Sculpting Under the Skin

February 11, 2026
Artist News, Fellowship

Yacine Tilala Fall reanimates a found drum, a leather hide, and a cow stomach

by Juliet Leary via The Provincetown Independent

(left) Yacine Tilala Fall in her studio at FAWC (right) A view of Fall’s In Heat, We Make Room, 2025, at Marres in Maastricht, Netherlands. Photo: Gert Jan van Rooij

The first thing a visitor sees in Yacine Tilala Fall’s studio at the Fine Arts Work Center is a drum near the ceiling hanging by a lattice of cords. From the drum’s center, a strip of hide drops like an umbilical line into an inverted cow stomach, propped open with willow twigs. Salt has bloomed across the surface in pale crusts to cure it.

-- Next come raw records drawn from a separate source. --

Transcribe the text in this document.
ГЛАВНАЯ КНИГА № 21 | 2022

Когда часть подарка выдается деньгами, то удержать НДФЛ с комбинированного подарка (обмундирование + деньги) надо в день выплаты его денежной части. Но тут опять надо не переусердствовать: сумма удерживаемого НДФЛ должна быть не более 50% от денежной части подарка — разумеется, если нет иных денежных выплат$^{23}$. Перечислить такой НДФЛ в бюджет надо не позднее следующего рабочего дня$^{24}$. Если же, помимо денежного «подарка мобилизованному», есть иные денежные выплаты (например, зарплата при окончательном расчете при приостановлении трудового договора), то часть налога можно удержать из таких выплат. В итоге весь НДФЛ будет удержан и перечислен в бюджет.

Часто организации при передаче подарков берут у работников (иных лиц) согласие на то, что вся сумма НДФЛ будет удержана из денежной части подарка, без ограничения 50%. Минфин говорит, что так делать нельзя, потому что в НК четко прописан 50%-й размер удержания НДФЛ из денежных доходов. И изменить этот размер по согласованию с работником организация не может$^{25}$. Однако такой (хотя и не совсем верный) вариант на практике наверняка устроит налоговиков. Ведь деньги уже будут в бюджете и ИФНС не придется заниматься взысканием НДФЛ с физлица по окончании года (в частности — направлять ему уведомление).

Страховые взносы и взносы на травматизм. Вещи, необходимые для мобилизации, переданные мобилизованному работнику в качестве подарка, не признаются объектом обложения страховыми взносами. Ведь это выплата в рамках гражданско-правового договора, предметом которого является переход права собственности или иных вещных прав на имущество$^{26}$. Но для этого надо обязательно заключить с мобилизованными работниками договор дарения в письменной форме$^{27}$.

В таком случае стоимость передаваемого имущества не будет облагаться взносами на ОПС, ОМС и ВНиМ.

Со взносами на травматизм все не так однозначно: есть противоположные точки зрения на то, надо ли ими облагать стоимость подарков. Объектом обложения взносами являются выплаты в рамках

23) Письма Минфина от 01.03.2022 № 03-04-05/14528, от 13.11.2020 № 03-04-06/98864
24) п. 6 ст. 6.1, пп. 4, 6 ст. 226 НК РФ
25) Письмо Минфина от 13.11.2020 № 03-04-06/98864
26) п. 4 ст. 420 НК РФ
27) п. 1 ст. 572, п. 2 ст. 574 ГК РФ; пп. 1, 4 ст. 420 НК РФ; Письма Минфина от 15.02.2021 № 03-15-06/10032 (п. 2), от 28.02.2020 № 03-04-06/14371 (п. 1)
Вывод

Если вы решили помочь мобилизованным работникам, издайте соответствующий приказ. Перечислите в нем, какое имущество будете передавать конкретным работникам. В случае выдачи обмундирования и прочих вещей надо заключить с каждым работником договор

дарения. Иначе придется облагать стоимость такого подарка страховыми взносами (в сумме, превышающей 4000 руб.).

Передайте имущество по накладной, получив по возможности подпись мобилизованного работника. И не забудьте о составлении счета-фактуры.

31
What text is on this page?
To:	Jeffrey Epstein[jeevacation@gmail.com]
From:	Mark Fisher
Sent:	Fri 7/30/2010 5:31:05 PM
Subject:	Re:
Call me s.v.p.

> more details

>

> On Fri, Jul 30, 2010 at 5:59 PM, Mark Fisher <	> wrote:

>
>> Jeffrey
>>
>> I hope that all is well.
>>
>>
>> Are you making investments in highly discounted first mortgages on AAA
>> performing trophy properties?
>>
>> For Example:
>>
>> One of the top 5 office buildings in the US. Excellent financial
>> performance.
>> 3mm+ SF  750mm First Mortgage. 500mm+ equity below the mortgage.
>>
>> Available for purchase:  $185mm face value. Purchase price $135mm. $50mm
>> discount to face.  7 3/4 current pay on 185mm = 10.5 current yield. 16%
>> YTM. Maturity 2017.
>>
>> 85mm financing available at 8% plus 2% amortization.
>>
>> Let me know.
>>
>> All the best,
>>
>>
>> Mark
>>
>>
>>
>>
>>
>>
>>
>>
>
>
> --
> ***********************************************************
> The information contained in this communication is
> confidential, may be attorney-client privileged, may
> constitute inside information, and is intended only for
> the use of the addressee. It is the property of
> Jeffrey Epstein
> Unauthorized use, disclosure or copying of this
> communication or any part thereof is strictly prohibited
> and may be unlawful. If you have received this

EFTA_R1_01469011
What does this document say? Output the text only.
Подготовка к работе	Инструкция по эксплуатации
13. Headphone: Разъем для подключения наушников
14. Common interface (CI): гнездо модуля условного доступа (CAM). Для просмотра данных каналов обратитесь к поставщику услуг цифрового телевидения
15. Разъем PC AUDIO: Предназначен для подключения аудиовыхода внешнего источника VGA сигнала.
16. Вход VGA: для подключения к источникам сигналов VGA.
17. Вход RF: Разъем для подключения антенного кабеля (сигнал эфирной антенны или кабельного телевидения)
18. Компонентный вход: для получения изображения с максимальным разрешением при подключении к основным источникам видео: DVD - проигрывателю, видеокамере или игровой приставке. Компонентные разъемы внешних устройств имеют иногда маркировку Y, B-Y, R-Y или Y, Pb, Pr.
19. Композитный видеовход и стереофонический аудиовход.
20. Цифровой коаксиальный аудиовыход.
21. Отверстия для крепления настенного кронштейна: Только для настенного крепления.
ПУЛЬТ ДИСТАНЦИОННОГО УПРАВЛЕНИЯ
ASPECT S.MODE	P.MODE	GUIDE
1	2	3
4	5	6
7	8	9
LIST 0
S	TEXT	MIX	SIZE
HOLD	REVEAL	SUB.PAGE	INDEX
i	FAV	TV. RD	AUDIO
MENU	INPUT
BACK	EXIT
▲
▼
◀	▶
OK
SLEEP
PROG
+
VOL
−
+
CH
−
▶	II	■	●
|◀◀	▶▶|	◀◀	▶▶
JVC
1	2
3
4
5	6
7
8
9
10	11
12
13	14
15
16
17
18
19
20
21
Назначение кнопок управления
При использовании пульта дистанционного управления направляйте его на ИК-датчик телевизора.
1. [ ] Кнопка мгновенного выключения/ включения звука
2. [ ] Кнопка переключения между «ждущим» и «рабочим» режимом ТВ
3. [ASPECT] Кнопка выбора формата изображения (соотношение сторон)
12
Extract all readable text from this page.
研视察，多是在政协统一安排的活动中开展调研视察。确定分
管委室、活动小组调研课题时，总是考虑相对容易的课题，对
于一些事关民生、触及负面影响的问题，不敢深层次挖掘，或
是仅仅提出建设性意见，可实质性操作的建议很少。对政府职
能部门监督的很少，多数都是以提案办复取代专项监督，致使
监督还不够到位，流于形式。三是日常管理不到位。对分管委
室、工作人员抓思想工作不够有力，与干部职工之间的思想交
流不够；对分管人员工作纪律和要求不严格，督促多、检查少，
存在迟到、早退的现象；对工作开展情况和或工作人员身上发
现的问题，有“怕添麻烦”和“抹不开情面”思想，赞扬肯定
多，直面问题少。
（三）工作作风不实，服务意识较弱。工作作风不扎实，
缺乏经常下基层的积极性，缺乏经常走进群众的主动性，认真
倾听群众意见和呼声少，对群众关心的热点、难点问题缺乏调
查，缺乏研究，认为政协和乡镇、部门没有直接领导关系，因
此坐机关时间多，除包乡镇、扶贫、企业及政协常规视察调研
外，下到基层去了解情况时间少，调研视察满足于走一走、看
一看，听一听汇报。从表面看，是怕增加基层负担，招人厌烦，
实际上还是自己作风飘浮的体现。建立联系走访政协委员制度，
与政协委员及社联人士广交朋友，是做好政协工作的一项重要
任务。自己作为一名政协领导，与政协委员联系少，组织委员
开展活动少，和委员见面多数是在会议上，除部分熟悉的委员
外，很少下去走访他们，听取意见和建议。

Fall, a visual art fellow at FAWC, is working on the sculpture for her upcoming exhibition, opening Feb. 20. Like this piece, much of Fall’s recent work uses animal tissue, leather, clay, sutures, and rope. Often, she incorporates her sculptures into performances or installations.

Fall found the drum, from a set of timpani, online. It was in Plymouth, where two women had used it for years as a coffee table. Fall loved the round, bottomless shape. She grew up in a Senegalese Muslim household in Washington, D.C. and Florida and draws from her ancestry and culture in her artwork. A drum, central to West African culture, means something very different in New England than in Senegal.

“Drums circulate with a particular vagueness,” she says. People inherit them, give them away, lose the chain of stories. “I was curious about why it ended up here,” she adds.

Fall dislodges the drum in this sculpture from its ornamental life. It hangs above the inverted cow stomach, an anatomical chamber that reads as womb and intestine at once; the drum becomes a comparable body, shaped by skin and tension. By suspending those two interiors side by side, Fall disrupts what viewers expect organs and instruments to be. The objects, both having been discarded, become things that Fall stewards, introducing questions of who gets to handle material, how it is processed, and what gets erased when it becomes a decoration or ornament.